Campaign network European Environmental Bureau (EEB) welcomed the emphasis on electrification and energy savings as the right direction, noting that the EU appeared to have learned lessons from the previous energy crisis, when around €540 billion was spent shielding consumers from rising prices without tackling the underlying dependence on fossil fuels.
But the EEB also identified significant gaps. The effectiveness of AccelerateEU will depend on whether its ambitions translate into concrete national action, rather than simply managing the consequences of the fossil fuel dependency crisis after crisis.
One of the most pointed criticisms concerned the plan's failure to establish an EU-wide framework on windfall profit taxes. This is a form of levy that governments can impose on companies that earn unexpectedly high profits due to external circumstances.

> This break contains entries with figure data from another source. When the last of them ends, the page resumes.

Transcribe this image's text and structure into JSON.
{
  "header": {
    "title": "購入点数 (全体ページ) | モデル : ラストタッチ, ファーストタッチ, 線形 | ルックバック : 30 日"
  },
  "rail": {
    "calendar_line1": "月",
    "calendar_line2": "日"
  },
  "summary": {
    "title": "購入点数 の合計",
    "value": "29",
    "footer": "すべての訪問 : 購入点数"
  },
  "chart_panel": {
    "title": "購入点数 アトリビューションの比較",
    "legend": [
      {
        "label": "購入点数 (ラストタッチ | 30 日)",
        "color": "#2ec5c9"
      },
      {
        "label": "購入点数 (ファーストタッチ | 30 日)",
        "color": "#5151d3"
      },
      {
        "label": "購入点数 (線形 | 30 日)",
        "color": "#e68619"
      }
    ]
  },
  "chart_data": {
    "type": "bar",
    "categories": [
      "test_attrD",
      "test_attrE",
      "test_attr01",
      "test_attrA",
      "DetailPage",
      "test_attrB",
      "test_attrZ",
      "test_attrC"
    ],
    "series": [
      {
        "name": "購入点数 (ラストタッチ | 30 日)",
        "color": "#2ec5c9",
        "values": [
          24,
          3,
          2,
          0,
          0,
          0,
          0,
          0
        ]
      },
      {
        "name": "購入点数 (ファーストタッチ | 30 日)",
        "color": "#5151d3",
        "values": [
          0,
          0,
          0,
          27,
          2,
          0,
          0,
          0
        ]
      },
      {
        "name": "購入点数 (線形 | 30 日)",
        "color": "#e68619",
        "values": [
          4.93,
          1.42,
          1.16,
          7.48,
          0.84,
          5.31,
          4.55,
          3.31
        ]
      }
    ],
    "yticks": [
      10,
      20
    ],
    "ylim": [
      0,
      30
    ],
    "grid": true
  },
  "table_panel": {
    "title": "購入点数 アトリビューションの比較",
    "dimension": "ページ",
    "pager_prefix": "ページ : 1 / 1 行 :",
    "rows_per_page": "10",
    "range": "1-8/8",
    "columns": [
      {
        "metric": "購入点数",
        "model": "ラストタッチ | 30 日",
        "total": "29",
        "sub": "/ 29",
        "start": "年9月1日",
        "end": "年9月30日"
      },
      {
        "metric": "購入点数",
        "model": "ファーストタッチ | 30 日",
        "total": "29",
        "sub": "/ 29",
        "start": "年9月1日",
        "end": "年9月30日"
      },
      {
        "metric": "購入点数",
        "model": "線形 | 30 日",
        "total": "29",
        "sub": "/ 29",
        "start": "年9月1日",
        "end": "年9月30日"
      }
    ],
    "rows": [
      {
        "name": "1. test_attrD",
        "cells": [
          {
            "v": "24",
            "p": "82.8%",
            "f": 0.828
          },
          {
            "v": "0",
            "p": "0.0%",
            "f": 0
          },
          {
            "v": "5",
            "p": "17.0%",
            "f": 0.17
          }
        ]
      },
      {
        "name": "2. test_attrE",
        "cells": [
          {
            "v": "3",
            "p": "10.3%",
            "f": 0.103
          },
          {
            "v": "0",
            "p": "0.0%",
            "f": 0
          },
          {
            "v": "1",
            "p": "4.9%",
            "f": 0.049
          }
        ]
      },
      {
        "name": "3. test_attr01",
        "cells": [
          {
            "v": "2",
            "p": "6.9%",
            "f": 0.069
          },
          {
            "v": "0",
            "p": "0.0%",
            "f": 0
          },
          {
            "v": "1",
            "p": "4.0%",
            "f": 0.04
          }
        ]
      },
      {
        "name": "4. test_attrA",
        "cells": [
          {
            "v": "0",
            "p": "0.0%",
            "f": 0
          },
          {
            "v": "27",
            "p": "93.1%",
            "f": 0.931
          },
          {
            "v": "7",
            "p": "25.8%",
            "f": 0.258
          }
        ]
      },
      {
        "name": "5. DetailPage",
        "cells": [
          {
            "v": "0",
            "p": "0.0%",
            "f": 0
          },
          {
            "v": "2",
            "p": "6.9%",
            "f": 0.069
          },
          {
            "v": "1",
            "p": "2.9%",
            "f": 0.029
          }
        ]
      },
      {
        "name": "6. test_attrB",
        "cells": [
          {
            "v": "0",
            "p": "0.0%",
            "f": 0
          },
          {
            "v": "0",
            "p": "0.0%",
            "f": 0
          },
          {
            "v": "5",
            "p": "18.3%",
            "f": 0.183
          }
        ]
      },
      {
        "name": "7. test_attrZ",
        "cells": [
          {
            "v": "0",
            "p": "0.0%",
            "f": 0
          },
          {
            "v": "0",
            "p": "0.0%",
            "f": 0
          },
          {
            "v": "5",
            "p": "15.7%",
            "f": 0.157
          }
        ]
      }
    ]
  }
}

Although the plan acknowledges that member states may tax energy companies' windfall profits, it leaves full discretion at the national level and does not establish any EU-level framework, despite calls from member states and civil society. The NGO Transport & Environment went further, expressing deep disappointment at the Commission's inaction: windfall oil profits have been estimated at €37 billion since the start of the crisis.
There were also concerns about what had been quietly dropped. The EEB noted that the plan weakens earlier emphasis on demand reduction, with several transport-related measures — including teleworking, public transport promotion, and cycling — removed from earlier drafts.
Actual implementation will be key
Energy storage advocates pointed to another blind spot. While welcoming the decision to set an EU electrification target and scale up energy storage, industry representatives criticized the Commission's failure to propose concrete measures to achieve the necessary levels of battery storage and other non-fossil flexibility, which they described as essential to reducing exposure to international gas prices.
Some MEPs questioned whether the Commission was moving fast enough. French Renew Europe MEP Christophe Grudler praised the push on electricity grids but warned against merely paying lip service: "AccelerateEU, yes, but let's really accelerate," reported EU News.
More scathing was the assessment from the left. Italian MEP Dario Tamburrano described the plan as "a mix of measures that were already planned but never implemented," which should have prevented crises such as the current one.
Whether AccelerateEU proves to be a genuine turning point or another missed opportunity will depend, critics agree, on implementation — and on whether member states can muster the political will to follow through.